If the apparent randomness of the Uncertainty Principle is in actuality negotiable, that is to say if we have some influence or control over it, we could have free will. Many scientists today theorize the mind is in essence a quantum mechanical machine. If the mind can affect the apparent random nature of subatomic particles, then there is such a thing as free will. However, even in such a case, it would be more accurate to say that we are free only to the degree to which we function from that quantum mechanical level of our mind. If left to function on more superficial levels, the brain and psyche still succumb to predetermination through the same classical laws of physics that govern the movement of the balls on a pool table as discussed above. The degree to which a particular individual is truly free is in direct proportion to the degree to which they are functioning from the quantum mechanical level of their mind. Ascertaining how free you actually are is not an easy thing to do. You cannot just choose to be free. Freedom is a state of physiology. It’s not an attitude or belief system that you can simply decide to adopt.

There is an additional consideration that sheds even greater light on the topic. The subject of time. From a quantum mechanical perspective, time itself is, relatively speaking, superficial. Modern physics tell us that on the deepest levels of existence, time does, in fact, not exist. There is no sequence of events. There is only simultaneity of all that is. Simultaneity is like a deck of cards spread out over the face of the illusion of time. Time is an expression of that which lies beyond the grasp of time. It is essential to understand that from this deepest perspective, the question of free will versus predetermination ceases to exist. They become one and the same thing. In other words, if ultimately there is no time, then there is no sequentiality. There is, then, no difference between free will and predetermination. The reason we have found the question of free will versus predetermination unfathomable is simply because we have attempted to fathom a quantum mechanical question from a non—quantum mechanical perspective.

Practically speaking, what does all of this mean? How does it affect our every day life and the “real” world in which we live? Most of what happens is, in fact, predetermined. In other words, most of our thoughts, feelings, and reactions are conditioned, or in other words, programmed. However, it’s reasonable to believe that every individual has at least some degree of free will. In other words, to some degree their consciousness functions from the quantum mechanical level of their mind. It is interesting to note that many modern physicists believe that the underlying basis of all existence is, in fact, consciousness itself. It is the level where the non—predetermined mechanic of Heisenberg’s Uncertainty Principle is lively. The degree to which you are able to function from that level is the degree to which you are truly free. And that is not an attitude or philosophy, but is a physiological state that can potentially be cultivated.

Some philosophers and theologians refer to this as a state of oneness with God. They argue that at this level, your individual will and God’s will become one. You become infinitely free.

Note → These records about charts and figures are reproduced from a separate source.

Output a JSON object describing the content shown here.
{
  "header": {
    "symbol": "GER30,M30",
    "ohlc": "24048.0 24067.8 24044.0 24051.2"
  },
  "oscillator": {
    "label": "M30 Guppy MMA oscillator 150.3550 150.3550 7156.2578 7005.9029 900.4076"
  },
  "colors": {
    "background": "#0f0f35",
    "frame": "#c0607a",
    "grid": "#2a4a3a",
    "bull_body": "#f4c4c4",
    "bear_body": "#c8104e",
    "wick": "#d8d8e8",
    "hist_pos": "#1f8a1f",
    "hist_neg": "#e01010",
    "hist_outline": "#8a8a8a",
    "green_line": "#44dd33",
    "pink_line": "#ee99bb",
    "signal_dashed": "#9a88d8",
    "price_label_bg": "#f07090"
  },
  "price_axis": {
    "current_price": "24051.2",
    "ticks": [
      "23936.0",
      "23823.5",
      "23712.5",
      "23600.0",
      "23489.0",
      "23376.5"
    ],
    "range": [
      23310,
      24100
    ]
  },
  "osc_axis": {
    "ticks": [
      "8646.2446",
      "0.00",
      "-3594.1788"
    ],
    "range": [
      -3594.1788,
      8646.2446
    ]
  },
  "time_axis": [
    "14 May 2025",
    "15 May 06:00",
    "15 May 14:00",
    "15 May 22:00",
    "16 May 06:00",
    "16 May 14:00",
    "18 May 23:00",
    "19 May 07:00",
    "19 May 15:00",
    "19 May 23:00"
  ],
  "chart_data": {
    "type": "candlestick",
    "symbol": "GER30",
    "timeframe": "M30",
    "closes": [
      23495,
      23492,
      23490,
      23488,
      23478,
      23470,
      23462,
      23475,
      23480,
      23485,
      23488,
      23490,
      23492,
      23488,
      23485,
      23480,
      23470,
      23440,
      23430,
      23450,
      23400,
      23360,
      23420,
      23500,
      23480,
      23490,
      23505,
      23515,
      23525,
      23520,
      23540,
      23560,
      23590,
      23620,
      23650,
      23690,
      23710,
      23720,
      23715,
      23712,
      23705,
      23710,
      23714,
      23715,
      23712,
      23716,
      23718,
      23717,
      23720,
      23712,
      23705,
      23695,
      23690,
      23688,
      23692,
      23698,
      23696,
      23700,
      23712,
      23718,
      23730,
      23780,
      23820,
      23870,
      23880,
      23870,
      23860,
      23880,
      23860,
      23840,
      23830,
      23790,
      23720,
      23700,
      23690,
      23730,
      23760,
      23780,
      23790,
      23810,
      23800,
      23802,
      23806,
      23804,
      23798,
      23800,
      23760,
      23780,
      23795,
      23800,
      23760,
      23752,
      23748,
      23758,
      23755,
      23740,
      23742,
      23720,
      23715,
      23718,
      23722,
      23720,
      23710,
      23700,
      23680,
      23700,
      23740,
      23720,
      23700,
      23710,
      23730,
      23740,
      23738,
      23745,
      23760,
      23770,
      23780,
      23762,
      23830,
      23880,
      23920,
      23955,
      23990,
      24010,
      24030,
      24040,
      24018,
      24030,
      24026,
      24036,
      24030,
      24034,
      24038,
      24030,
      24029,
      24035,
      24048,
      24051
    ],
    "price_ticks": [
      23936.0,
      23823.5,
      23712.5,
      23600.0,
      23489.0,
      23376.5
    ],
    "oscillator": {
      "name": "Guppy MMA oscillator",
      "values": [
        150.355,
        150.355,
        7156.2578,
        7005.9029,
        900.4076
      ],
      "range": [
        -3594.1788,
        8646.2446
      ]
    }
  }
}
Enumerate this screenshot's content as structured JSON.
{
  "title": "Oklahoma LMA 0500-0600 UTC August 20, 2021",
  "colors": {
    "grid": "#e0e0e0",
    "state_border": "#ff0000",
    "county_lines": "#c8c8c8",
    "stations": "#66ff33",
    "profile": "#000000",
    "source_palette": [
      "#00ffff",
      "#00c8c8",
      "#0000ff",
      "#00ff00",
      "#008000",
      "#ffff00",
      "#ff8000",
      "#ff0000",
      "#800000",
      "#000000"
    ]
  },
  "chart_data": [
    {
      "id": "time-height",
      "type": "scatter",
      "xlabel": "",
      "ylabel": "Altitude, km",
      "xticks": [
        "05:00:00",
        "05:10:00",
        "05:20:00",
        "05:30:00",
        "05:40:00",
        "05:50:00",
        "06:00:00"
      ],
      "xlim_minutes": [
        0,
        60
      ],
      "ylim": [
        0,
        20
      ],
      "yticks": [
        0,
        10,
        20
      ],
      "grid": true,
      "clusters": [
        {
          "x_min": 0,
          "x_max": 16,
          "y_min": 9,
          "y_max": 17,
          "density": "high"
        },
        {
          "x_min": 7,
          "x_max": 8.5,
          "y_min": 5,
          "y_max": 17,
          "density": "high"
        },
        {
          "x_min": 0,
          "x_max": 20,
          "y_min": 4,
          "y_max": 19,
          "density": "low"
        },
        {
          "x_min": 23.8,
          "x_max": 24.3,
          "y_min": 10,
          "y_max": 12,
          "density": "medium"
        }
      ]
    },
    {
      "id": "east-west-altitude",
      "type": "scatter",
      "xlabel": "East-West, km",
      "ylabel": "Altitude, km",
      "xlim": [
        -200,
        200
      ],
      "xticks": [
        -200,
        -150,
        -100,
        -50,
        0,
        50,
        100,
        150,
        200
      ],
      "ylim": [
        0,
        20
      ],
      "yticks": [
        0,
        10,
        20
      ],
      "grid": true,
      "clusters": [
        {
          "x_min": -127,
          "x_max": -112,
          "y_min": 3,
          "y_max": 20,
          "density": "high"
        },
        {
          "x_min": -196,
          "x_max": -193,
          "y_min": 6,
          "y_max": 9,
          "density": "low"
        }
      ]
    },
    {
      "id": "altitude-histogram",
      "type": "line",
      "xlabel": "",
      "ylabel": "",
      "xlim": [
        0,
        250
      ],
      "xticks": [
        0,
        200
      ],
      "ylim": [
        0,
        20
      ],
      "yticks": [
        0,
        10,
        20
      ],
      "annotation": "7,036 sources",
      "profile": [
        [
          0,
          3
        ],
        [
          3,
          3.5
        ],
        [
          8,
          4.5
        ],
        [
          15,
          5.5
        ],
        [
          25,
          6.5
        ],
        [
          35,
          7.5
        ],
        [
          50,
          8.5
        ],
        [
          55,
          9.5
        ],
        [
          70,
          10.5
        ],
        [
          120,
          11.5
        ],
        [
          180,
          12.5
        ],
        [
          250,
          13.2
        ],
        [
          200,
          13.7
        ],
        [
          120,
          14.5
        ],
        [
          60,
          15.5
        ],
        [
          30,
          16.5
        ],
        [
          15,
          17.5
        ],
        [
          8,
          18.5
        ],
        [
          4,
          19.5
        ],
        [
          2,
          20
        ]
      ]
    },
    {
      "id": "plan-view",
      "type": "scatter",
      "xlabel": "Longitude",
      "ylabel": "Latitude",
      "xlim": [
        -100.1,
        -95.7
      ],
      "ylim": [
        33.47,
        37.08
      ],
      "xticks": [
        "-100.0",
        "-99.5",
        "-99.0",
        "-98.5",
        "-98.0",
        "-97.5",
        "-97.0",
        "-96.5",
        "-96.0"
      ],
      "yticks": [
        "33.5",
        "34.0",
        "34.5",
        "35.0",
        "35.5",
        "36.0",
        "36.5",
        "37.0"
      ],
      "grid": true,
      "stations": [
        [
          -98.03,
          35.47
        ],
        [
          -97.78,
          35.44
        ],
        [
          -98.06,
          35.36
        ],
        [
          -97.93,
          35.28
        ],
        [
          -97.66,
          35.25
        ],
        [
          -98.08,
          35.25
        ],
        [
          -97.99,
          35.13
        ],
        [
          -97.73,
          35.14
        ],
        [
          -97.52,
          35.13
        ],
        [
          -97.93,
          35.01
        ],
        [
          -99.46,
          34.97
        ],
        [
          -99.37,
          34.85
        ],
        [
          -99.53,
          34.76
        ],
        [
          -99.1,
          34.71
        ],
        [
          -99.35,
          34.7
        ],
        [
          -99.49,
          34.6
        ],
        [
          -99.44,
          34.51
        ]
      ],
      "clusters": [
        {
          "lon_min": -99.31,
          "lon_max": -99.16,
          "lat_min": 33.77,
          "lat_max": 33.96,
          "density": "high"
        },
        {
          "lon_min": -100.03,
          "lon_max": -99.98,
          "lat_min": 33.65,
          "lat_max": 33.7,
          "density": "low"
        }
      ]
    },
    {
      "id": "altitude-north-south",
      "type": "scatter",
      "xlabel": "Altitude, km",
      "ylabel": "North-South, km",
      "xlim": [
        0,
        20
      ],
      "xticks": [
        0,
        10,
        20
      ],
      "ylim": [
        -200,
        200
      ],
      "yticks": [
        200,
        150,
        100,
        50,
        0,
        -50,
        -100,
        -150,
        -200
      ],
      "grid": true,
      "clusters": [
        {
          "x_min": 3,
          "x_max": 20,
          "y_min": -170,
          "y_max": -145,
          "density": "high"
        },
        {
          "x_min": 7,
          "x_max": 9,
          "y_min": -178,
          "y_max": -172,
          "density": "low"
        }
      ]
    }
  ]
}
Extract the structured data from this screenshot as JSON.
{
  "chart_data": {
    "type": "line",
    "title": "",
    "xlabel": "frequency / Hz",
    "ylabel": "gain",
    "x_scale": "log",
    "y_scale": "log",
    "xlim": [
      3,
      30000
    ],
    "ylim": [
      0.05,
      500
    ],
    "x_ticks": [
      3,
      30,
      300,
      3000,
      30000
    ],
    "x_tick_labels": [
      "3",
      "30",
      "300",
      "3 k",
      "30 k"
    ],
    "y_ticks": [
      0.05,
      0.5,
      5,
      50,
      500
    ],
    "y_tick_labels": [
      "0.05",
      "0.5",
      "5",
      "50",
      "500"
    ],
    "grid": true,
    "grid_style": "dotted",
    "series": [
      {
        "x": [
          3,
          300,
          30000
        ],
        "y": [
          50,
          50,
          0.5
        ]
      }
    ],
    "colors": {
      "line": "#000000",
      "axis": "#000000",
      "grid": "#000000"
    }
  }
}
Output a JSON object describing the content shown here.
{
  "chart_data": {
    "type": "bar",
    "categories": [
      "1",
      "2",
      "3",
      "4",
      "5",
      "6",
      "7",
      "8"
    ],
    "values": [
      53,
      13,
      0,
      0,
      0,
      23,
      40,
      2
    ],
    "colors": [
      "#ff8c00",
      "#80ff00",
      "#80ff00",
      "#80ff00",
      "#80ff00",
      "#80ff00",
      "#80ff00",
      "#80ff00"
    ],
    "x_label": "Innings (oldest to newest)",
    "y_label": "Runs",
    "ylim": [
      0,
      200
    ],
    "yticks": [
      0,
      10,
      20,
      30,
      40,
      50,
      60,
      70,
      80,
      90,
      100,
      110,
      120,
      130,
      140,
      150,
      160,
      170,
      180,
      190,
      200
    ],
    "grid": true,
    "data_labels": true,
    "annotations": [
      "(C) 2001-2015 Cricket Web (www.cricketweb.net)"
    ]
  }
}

More often than not, spiritual emotionalism, semantics, and connotations confuse the issue, subjecting one to the prevalence of dogma—even more conditioned programming. Rationality then becomes subjugated to dogmatic convictions. At that point, any discussion of the subject ceases to be based in clear thinking. However, if we can integrate the emotional aspects of ourselves with the rational, we can take great steps forward in our understanding of life.